María Guillermina Diaz, Catherine Roulier, Guillermina Elias
y Lucrecia Wagner

Según la Real Academia Española, el sustantivo extractivismo es un neologismo de reciente creación, formado sobre el adjetivo extractivo (RAEInforma, 2015). La palabra raíz de este adjetivo es extraer, que significa “sacar”, “poner algo fuera del lugar donde estaba” (https://dle.rae.es/extraer).

La palabra extractivismo se ha popularizado en la academia y en la sociedad desde finales de la década de 2000. Proviene de un grupo de intelectuales que retomó los debates sobre el desarrollo. Se evidencia un uso creciente y exponencial de este neologismo, para dar cuenta de un conjunto de prácticas que llevan a la sobreexplotación de los bienes naturales. En el corazón de esta definición conceptual se destaca la expansión de las fronteras de explotación hacia territorios antes improductivos, por lo cual es usual la mención al avance de fronteras de la extracción (Martínez Alier, 2015). Asimismo, es importante destacar que la no-renovabilidad de los bienes naturales extraídos no sólo se da por su carácter intrínseco, sino por la intensidad de la extracción, que puede transformar un recurso renovable (tierra, por ejemplo) en no renovable, dado el agotamiento al cual se lo somete.

Las fronteras pueden constituir espacios de encuentro, intercambio o exclusión.

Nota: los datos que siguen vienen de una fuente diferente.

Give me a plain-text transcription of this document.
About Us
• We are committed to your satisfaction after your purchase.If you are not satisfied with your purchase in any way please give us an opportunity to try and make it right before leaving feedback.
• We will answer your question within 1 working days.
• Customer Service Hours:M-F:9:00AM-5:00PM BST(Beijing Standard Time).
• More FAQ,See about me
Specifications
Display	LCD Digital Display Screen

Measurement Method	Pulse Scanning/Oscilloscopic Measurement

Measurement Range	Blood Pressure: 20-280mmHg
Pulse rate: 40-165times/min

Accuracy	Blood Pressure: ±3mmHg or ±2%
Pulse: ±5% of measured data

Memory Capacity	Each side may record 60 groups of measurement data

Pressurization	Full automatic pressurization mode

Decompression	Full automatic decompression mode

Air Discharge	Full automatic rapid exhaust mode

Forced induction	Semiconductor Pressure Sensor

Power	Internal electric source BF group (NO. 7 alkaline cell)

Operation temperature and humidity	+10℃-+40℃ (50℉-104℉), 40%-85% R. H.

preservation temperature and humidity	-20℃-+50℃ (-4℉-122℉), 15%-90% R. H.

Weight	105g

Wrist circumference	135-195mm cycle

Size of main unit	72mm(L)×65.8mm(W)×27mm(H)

Las actividades representadas bajo el concepto de extractivismo se caracterizan por atravesar fronteras interestatales en pos del mercado global. Así, las conexiones garantizan que las materias primas lleguen a los centros de producción y que los productos se comercialicen globalmente. Desde las escalas locales, la materialización de este extractivismo genera en muchos casos conflictos ambientales y territoriales, cuando las comunidades locales resisten y se oponen al avance de las fronteras de la extracción (cfr. Ecología Política, 2012). De esta manera, las comunidades en defensa de sus modos de vida constituyen fronteras que establecen límites al extractivismo, entre un proyecto impuesto y un modo de vida que desean mantener y preservar.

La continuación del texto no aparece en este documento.